Sanctions on Iran had been lifted under a 2015 accord with the five permanent members of the UN Security Council plus Germany. In return, Tehran made commitments not to seek to develop nuclear weapons.
Trump said the 2015 accord did not do enough to curb the threat from Iran.
He pulled out of the accord in May and began reimposing sanctions this month, alarming other signatories to the deal.
In the first day of hearings at the ICJ on Monday, Iran's lawyers said the sanctions were threatening the welfare of its citizens and disrupting tens of billions of dollars' worth of business deals.
- Oil sanctions coming -
Trump says the sanctions are needed to ensure Iran never builds a nuclear bomb. He accuses it of supporting terrorists.

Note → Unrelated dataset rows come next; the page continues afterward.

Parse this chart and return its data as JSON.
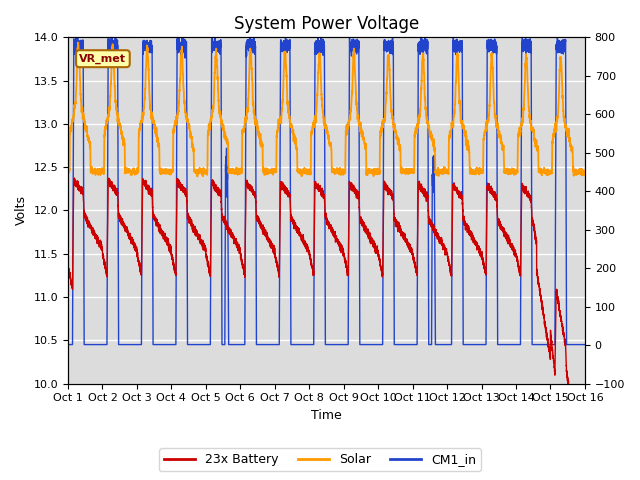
{
  "title": "System Power Voltage",
  "xlabel": "Time",
  "ylabel_left": "Volts",
  "xlim": [
    0,
    15
  ],
  "ylim_left": [
    10.0,
    14.0
  ],
  "ylim_right": [
    -100,
    800
  ],
  "yticks_left": [
    10.0,
    10.5,
    11.0,
    11.5,
    12.0,
    12.5,
    13.0,
    13.5,
    14.0
  ],
  "yticks_right": [
    -100,
    0,
    100,
    200,
    300,
    400,
    500,
    600,
    700,
    800
  ],
  "xtick_labels": [
    "Oct 1",
    "Oct 2",
    "Oct 3",
    "Oct 4",
    "Oct 5",
    "Oct 6",
    "Oct 7",
    "Oct 8",
    "Oct 9",
    "Oct 10",
    "Oct 11",
    "Oct 12",
    "Oct 13",
    "Oct 14",
    "Oct 15",
    "Oct 16"
  ],
  "xtick_positions": [
    0,
    1,
    2,
    3,
    4,
    5,
    6,
    7,
    8,
    9,
    10,
    11,
    12,
    13,
    14,
    15
  ],
  "annotation_text": "VR_met",
  "bg_color": "#dcdcdc",
  "colors": {
    "battery": "#cc0000",
    "solar": "#ff9900",
    "cm1": "#2244cc"
  },
  "legend_labels": [
    "23x Battery",
    "Solar",
    "CM1_in"
  ],
  "title_fontsize": 12,
  "axis_label_fontsize": 9,
  "tick_fontsize": 8
}
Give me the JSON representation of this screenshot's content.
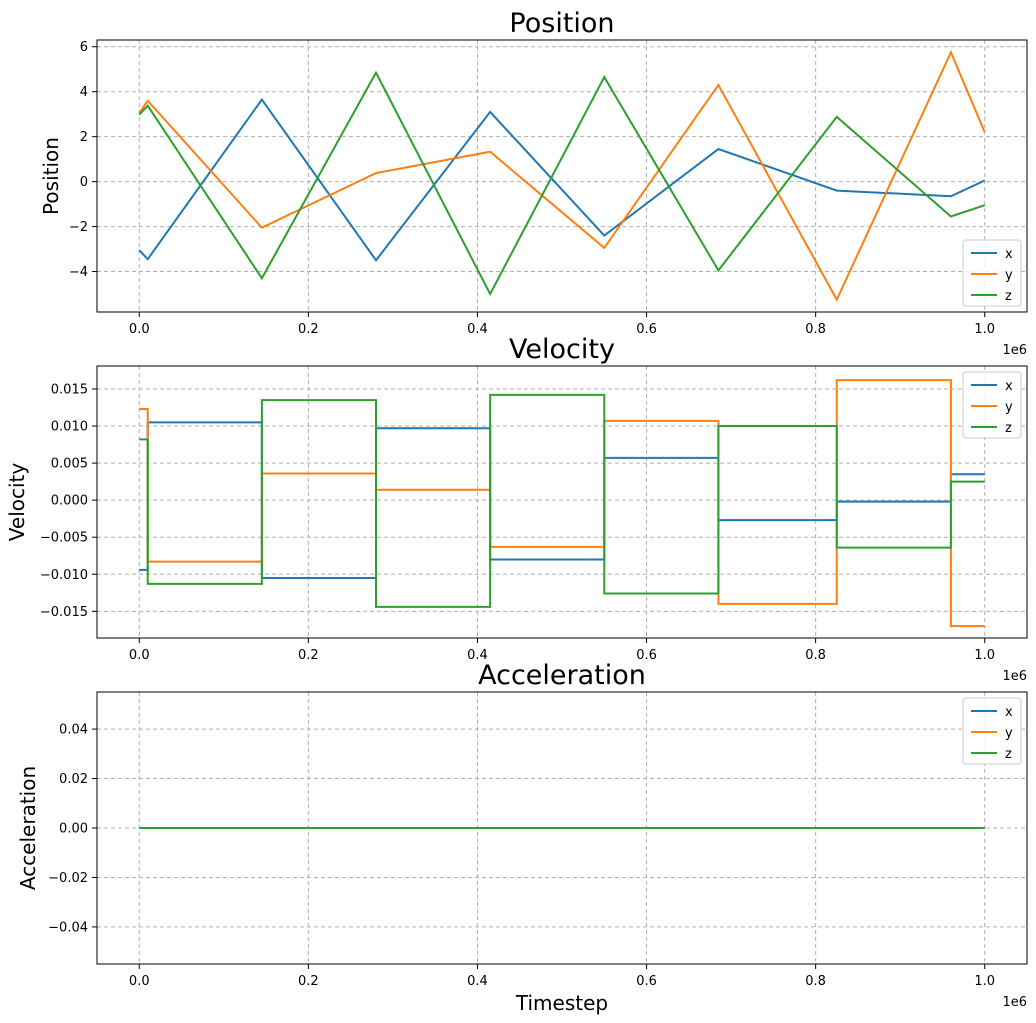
{
  "chart_data": [
    {
      "type": "line",
      "title": "Position",
      "ylabel": "Position",
      "xlabel": "",
      "x_offset_label": "1e6",
      "xlim": [
        -0.05,
        1.05
      ],
      "ylim": [
        -5.8,
        6.3
      ],
      "xticks": [
        0.0,
        0.2,
        0.4,
        0.6,
        0.8,
        1.0
      ],
      "xtick_labels": [
        "0.0",
        "0.2",
        "0.4",
        "0.6",
        "0.8",
        "1.0"
      ],
      "yticks": [
        -4,
        -2,
        0,
        2,
        4,
        6
      ],
      "ytick_labels": [
        "−4",
        "−2",
        "0",
        "2",
        "4",
        "6"
      ],
      "grid": true,
      "legend_position": "lower-right",
      "series": [
        {
          "name": "x",
          "color": "#1f77b4",
          "step": false,
          "x": [
            0.0,
            0.01,
            0.145,
            0.28,
            0.415,
            0.55,
            0.685,
            0.825,
            0.96,
            1.0
          ],
          "y": [
            -3.05,
            -3.45,
            3.65,
            -3.5,
            3.1,
            -2.4,
            1.45,
            -0.4,
            -0.65,
            0.05
          ]
        },
        {
          "name": "y",
          "color": "#ff7f0e",
          "step": false,
          "x": [
            0.0,
            0.01,
            0.145,
            0.28,
            0.415,
            0.55,
            0.685,
            0.825,
            0.96,
            1.0
          ],
          "y": [
            3.05,
            3.6,
            -2.05,
            0.38,
            1.33,
            -2.95,
            4.3,
            -5.25,
            5.75,
            2.2
          ]
        },
        {
          "name": "z",
          "color": "#2ca02c",
          "step": false,
          "x": [
            0.0,
            0.01,
            0.145,
            0.28,
            0.415,
            0.55,
            0.685,
            0.825,
            0.96,
            1.0
          ],
          "y": [
            2.98,
            3.38,
            -4.3,
            4.85,
            -5.0,
            4.65,
            -3.95,
            2.88,
            -1.55,
            -1.05
          ]
        }
      ]
    },
    {
      "type": "line",
      "title": "Velocity",
      "ylabel": "Velocity",
      "xlabel": "",
      "x_offset_label": "1e6",
      "xlim": [
        -0.05,
        1.05
      ],
      "ylim": [
        -0.0186,
        0.0181
      ],
      "xticks": [
        0.0,
        0.2,
        0.4,
        0.6,
        0.8,
        1.0
      ],
      "xtick_labels": [
        "0.0",
        "0.2",
        "0.4",
        "0.6",
        "0.8",
        "1.0"
      ],
      "yticks": [
        -0.015,
        -0.01,
        -0.005,
        0.0,
        0.005,
        0.01,
        0.015
      ],
      "ytick_labels": [
        "−0.015",
        "−0.010",
        "−0.005",
        "0.000",
        "0.005",
        "0.010",
        "0.015"
      ],
      "grid": true,
      "legend_position": "upper-right",
      "series": [
        {
          "name": "x",
          "color": "#1f77b4",
          "step": true,
          "x": [
            0.0,
            0.01,
            0.145,
            0.28,
            0.415,
            0.55,
            0.685,
            0.825,
            0.96,
            1.0
          ],
          "y": [
            -0.0094,
            0.0105,
            -0.0105,
            0.0097,
            -0.008,
            0.0057,
            -0.0027,
            -0.0002,
            0.0035,
            0.0035
          ]
        },
        {
          "name": "y",
          "color": "#ff7f0e",
          "step": true,
          "x": [
            0.0,
            0.01,
            0.145,
            0.28,
            0.415,
            0.55,
            0.685,
            0.825,
            0.96,
            1.0
          ],
          "y": [
            0.0123,
            -0.0083,
            0.0036,
            0.0014,
            -0.0063,
            0.0107,
            -0.014,
            0.0162,
            -0.017,
            -0.017
          ]
        },
        {
          "name": "z",
          "color": "#2ca02c",
          "step": true,
          "x": [
            0.0,
            0.01,
            0.145,
            0.28,
            0.415,
            0.55,
            0.685,
            0.825,
            0.96,
            1.0
          ],
          "y": [
            0.0082,
            -0.0113,
            0.0135,
            -0.0144,
            0.0142,
            -0.0126,
            0.01,
            -0.0064,
            0.0025,
            0.0025
          ]
        }
      ]
    },
    {
      "type": "line",
      "title": "Acceleration",
      "ylabel": "Acceleration",
      "xlabel": "Timestep",
      "x_offset_label": "1e6",
      "xlim": [
        -0.05,
        1.05
      ],
      "ylim": [
        -0.055,
        0.055
      ],
      "xticks": [
        0.0,
        0.2,
        0.4,
        0.6,
        0.8,
        1.0
      ],
      "xtick_labels": [
        "0.0",
        "0.2",
        "0.4",
        "0.6",
        "0.8",
        "1.0"
      ],
      "yticks": [
        -0.04,
        -0.02,
        0.0,
        0.02,
        0.04
      ],
      "ytick_labels": [
        "−0.04",
        "−0.02",
        "0.00",
        "0.02",
        "0.04"
      ],
      "grid": true,
      "legend_position": "upper-right",
      "series": [
        {
          "name": "x",
          "color": "#1f77b4",
          "step": false,
          "x": [
            0.0,
            1.0
          ],
          "y": [
            0.0,
            0.0
          ]
        },
        {
          "name": "y",
          "color": "#ff7f0e",
          "step": false,
          "x": [
            0.0,
            1.0
          ],
          "y": [
            0.0,
            0.0
          ]
        },
        {
          "name": "z",
          "color": "#2ca02c",
          "step": false,
          "x": [
            0.0,
            1.0
          ],
          "y": [
            0.0,
            0.0
          ]
        }
      ]
    }
  ]
}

The Islamic Republic's lead representative in the case, Mohsen Mohebi, branded the sanctions "naked economic aggression".
"The United States is publicly propagating a policy intended to damage as severely as possible Iran's economy and Iranian nationals and companies," Mohebi said.
"Iran will put up the strongest resistance to the US economic strangulation, by all peaceful means."
US Secretary of State Mike Pompeo on Monday dismissed Iran's claims as "meritless".
The US measures have added to Iran's economic woes, fuelling strikes and protests across the political spectrum.
Iran's currency has lost around half its value since April.
The sanctions target financial transactions and imports of raw materials, cars and aircraft among other sectors.
International companies including French oil firm Total and Germany's Siemens have suspended operations in Iran since Trump's announcement in May.
A second wave of punitive measures is due to hit the OPEC member state in early November, targeting its vital energy sector including oil exports.
- History of litigation -
Iran's lawyers have asked the court urgently to order the suspension of the sanctions pending a definitive ruling.
Newstead argued that Iran had a broader aim to "reinstate sanctions relief" altogether -- a matter she said was beyond the court's remit.
The ICJ is expected to take several weeks to decide whether to grant Tehran's request for a provisional ruling. A final decision could take years.
ICJ judgements are binding, final and without appeal.
However, whether any decision will be implemented remains unclear.
Both Iran and the US in the past have ignored ICJ rulings against them.
The case is the second brought by Tehran against Washington since 2016. That year it brought a suit at the ICJ against the freezing of Iranian assets abroad.
Hearings in that case are due to start on October 8.
Despite the 1955 Treaty of Amity and Economic Relations, the two countries have not had diplomatic ties since 1980.
Iran routinely refers to the US as "the enemy" and its officials chant "Death to America" at official functions.